You're right about the span closure. The first option is just for context propagation and isn't tied to starting a new span and closing them, so if there is an existing context and some asynchronous flow is starting, wrapping ActionListener will ensure that on callback the context is reattached. callFunctionAndStartSpan() - this internally uses OTelContextPresevingActionListener() to wrap the ActionListener, additionally it stashes the current context, start a new span, calls the function and on callback closes the newly started span and reattaches the stashed context back.

public static <R> void callFunctionAndStartSpan(String spanName, BiFunction<Object[], ActionListener<?>, R> function,
                                                ActionListener<?> actionListener, Object... args) {
    Context beforeAttach = Context.current();
    Span span = startSpan(spanName);
    try(Scope ignored = span.makeCurrent()) {
        actionListener = new OTelContextPreservingActionListener<>(actionListener, beforeAttach, span.getSpanContext().getSpanId());

        function.apply(args, actionListener);
    } 
}

on callback

@Override
public void onResponse(Response r) {
    try (Scope ignored = Objects.requireNonNull(afterAttachContext).makeCurrent()) {
        Span span = Span.current();
        closeCurrentScope(span);
    }
    try (Scope ignored = Objects.requireNonNull(beforeAttachContext).makeCurrent()) {
        delegate.onResponse(r);
    }
}

In first case, the before and after attach context would be same as we are not starting a new span.

reta commented 1 year ago

Thanks @rishabhmaurya , I believe the span could be started by the method itself (recover in your example), there is no need to introduce the indirection as it just not really bringing a lot of value (in my opinion).

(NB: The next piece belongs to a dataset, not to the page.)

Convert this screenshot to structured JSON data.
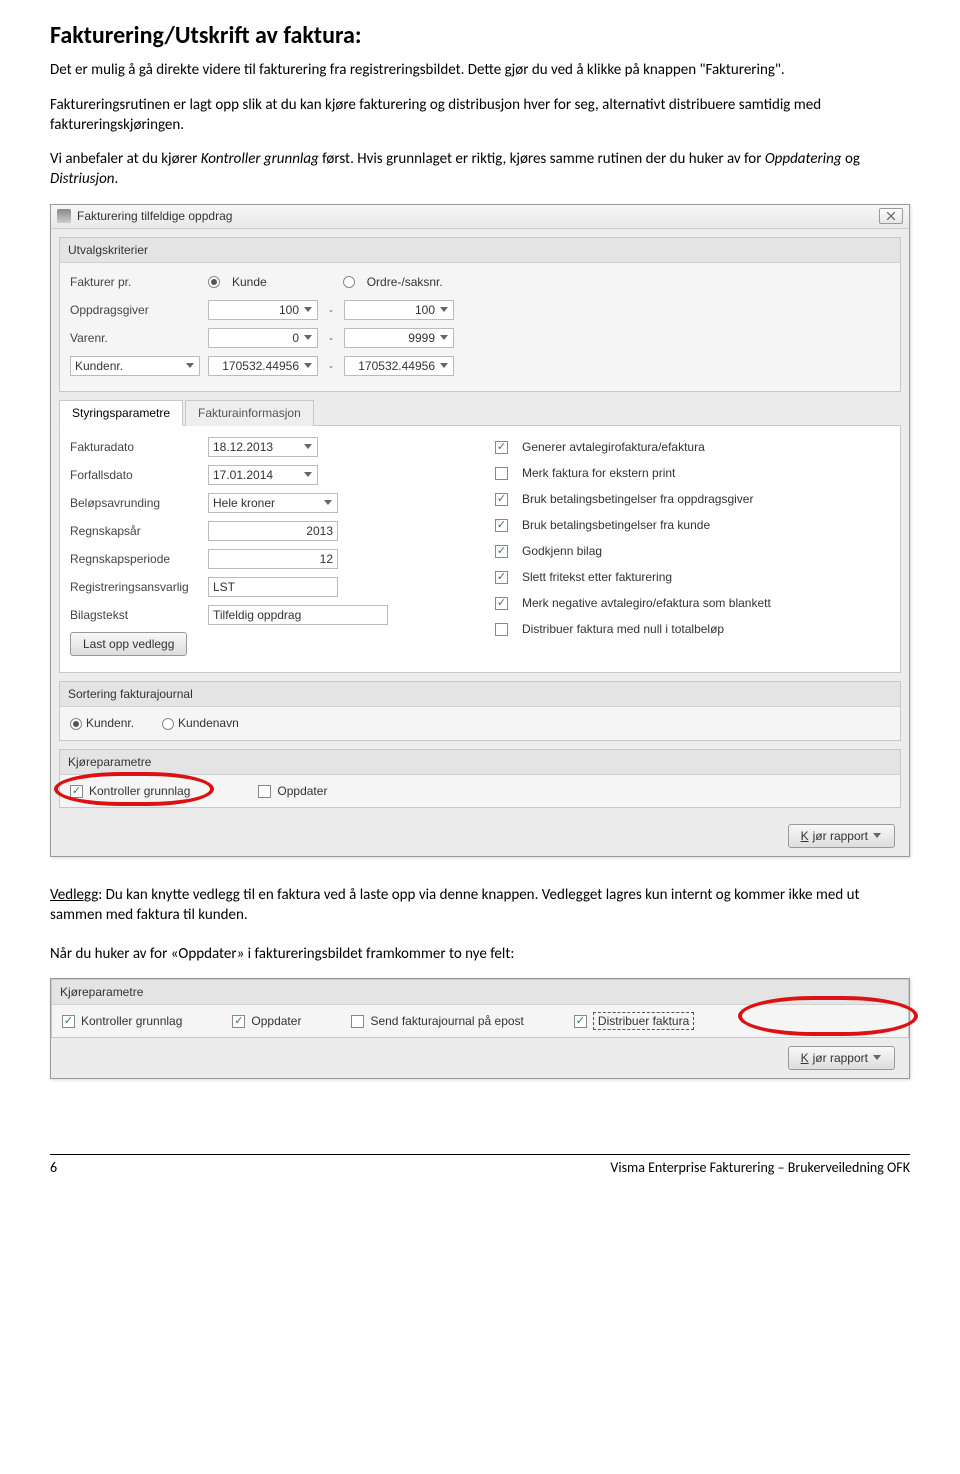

Plus, there would be tons of the function shapes so you would probably end up with wrapping Callables anyway.

rishabhmaurya commented 1 year ago

I was a bit hesitant as well and felt like its more of a utility method than a requirement to be part of framework. Given 1 -

public OTelContextPreservingActionListener(ActionListener<Response> delegate, Context beforeAttachContext, String spanID)

can be used to achieve 3, I will remove it from the framework. Will keep it as a utility method (maybe in some util class) in case any consumer find it useful. Instead will add another constructor for the case where consumer is not starting a new span but just want to use it for context propagation of existing spans -

public OTelContextPreservingActionListener(ActionListener<Response> delegate)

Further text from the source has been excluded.